Mário Crespo
No seu primeiro discurso de
aniversário da implantação da República em Portugal, em 5 de Outubro último, o
presidente Marcelo Rebelo de Sousa usou palavras fortes e inequívocas para
definir a essência do poder republicano em Democracia.
Numa linguagem extremamente
clara e directa, o Rebelo de Sousa fez notar que “todo o poder é temporário” e
que, em República e em Democracia, ele só pode mesmo ser temporário.
Para o líder português, essa
limitação temporal é o cerne da mensagem ética que sustenta o conceito de
República. Mais directa ainda foi a sua constatação de que, numa República, por
oposição ao que se passa numa Monarquia, “o poder não se transmite por herança
nem comporta a escolha do sucessor”.
Em República, disse Marcelo
Rebelo de Sousa assinalando os 106 anos da República Portuguesa, “todo o poder
político é limitado pelo controlo dos outros poderes e sempre pelo povo”. Numa
declaração manifestamente dirigida à generalidade dos totalitarismos e muito
crítica das perversões governativas, Marcelo salientou que “o poder político
não é propriedade de ninguém, pessoa, família, classe, partido, grupo cívico,
cultural ou económico”, e que esse poder tem a obrigação de se manter próximo
da sua fonte de legitimação, que é o povo.
A inspiradora mensagem do
presidente de Portugal neste seu primeiro ano de mandato tem de calar fundo
numa ditadura monotonamente repetitiva como aquela que Angola vive vai para
quatro décadas de intolerável usurpação de poder. Os 37 anos de afastamento
definitivo da fonte de legitimação do poder político do regime de José Eduardo
dos Santos [foto] tornam a República de Angola numa caricatura absurda, que só tem
paralelo na brutalidade colonial.
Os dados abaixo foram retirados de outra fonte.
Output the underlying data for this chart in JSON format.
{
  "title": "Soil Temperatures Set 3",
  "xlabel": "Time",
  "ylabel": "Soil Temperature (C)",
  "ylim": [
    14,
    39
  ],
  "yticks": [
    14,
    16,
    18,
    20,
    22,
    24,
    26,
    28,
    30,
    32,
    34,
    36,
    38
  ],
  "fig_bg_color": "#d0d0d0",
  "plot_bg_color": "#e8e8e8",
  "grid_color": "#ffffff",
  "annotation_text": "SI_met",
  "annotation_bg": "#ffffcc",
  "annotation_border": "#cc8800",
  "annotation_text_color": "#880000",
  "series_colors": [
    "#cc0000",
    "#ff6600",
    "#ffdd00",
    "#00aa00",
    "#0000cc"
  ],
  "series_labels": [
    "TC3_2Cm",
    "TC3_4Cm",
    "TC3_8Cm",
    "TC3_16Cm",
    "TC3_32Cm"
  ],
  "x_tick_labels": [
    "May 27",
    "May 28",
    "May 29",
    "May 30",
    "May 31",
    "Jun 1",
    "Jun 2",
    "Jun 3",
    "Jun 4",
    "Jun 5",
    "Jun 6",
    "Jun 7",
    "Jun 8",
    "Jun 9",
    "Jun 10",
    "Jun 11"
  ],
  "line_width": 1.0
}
Foi este afastamento das bases que o
presidente de Portugal destacou como sendo o maior risco da Democracia.
Deixando espaço a quem o ouviu
para identificar os culposos, Marcelo Rebelo de Sousa afirmou: “(…) De cada vez
que um responsável político se deslumbra com o poder, se acha o centro do
mundo, alimenta clientelas, redes de influência e de promoção social, económica
e política, é a democracia que sofre.”
Na sua primeira edição de O
Capital, Karl Marx abre o texto com uma página onde apenas se lê: Mutato nomine de te fabula narratur.
Esta epígrafe em latim, que Marx optou por não traduzir, significa muda-lhe os
nomes, e esta é a tua história. De facto, se tomarmos Angola como o sujeito e a
corrupção e ditadura como os complementos directos, o discurso do presidente de
Portugal é uma carta aberta a José Eduardo dos Santos.